Fokus utama dari program pembangunan TOD ini adalah untuk mendukung pencapaian target pembangunan 3 juta rumah yang telah dicanangkan oleh pemerintah. Setiap proyek TOD yang dilaksanakan diharapkan mampu menyediakan antara 800 hingga 1.000 unit hunian vertikal, dengan alokasi sekitar 60 persen dari total unit hunian untuk rumah non-subsidi dan sekitar 40 persen untuk rumah subsidi yang diperuntukkan bagi masyarakat berpenghasilan rendah. Pembangunan ini diharapkan tidak hanya mampu menyediakan rumah yang terjangkau tetapi juga meningkatkan kualitas hidup masyarakat dengan menyediakan akses yang mudah ke sarana transportasi publik yang efisien.
Erick juga menekankan pentingnya pembaruan dan pembenahan data yang berasal dari para pengembang perumahan dan notaris. Hal ini dilakukan untuk mencegah terjadinya kasus-kasus penyalahgunaan yang dapat merugikan masyarakat, seperti kasus sertifikat rumah yang tidak diberikan atau proyek rumah subsidi yang belum selesai dibangun.

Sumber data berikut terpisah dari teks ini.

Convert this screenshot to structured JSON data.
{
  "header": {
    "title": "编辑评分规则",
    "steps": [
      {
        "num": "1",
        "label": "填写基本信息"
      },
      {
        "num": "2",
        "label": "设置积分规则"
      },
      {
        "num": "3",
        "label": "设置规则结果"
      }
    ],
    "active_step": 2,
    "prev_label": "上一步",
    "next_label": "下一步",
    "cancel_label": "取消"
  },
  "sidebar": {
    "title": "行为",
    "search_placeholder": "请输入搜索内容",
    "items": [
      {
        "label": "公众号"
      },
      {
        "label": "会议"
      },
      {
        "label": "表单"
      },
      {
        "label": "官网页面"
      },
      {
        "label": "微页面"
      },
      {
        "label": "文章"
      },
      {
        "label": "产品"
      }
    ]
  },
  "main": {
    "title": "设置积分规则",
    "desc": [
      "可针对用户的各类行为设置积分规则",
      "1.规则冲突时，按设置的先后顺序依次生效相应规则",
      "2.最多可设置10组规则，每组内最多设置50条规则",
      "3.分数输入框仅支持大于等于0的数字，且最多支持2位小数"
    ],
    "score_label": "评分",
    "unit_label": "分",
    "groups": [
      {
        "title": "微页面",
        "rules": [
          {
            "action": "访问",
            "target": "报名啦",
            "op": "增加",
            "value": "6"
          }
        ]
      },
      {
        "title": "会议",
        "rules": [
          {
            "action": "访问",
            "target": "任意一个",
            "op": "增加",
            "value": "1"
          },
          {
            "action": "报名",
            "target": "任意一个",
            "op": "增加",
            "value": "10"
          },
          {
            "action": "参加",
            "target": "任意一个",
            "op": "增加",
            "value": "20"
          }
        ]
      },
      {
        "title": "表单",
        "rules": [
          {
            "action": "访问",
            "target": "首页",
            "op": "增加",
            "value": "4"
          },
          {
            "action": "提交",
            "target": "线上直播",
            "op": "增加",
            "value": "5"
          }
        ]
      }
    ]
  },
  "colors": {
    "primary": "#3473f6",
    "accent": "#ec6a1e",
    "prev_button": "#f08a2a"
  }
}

Dengan adanya pembaruan data yang lebih akurat dan transparan, Erick berharap tidak ada lagi ruang bagi penyalahgunaan dana pemerintah yang dialokasikan untuk pembangunan perumahan, dan bahwa setiap rumah yang telah dibangun benar-benar dapat diberikan kepada masyarakat yang berhak. “Pemerintah harus memastikan bahwa dana yang telah disalurkan tidak disalahgunakan dan bahwa hak-hak masyarakat yang telah menyisihkan pendapatannya untuk membayar rumah subsidi tetap terlindungi,” ujar Erick dengan tegas.
Selain itu, Erick juga mendorong adanya perbaikan dan peningkatan tata kelola perusahaan, khususnya di PT Bank Tabungan Negara (Persero) Tbk (BTN), yang memiliki peran yang sangat vital dalam mendukung pembiayaan perumahan bagi masyarakat berpenghasilan rendah (MBR). BTN, yang merupakan bank yang memiliki pangsa pasar terbesar dalam pembiayaan perumahan di Indonesia dengan proporsi mencapai 82 persen, diharapkan dapat terus meningkatkan kinerjanya, baik dalam hal pelayanan maupun pengelolaan dana, guna memastikan bahwa proses pembiayaan perumahan bagi masyarakat miskin dan berpenghasilan rendah dapat berjalan dengan lancar dan tepat sasaran. Dengan demikian, Erick berharap bahwa program pembangunan 3 juta rumah dapat terealisasi dengan sukses dan memberikan dampak positif yang besar bagi perekonomian serta kesejahteraan masyarakat Indonesia.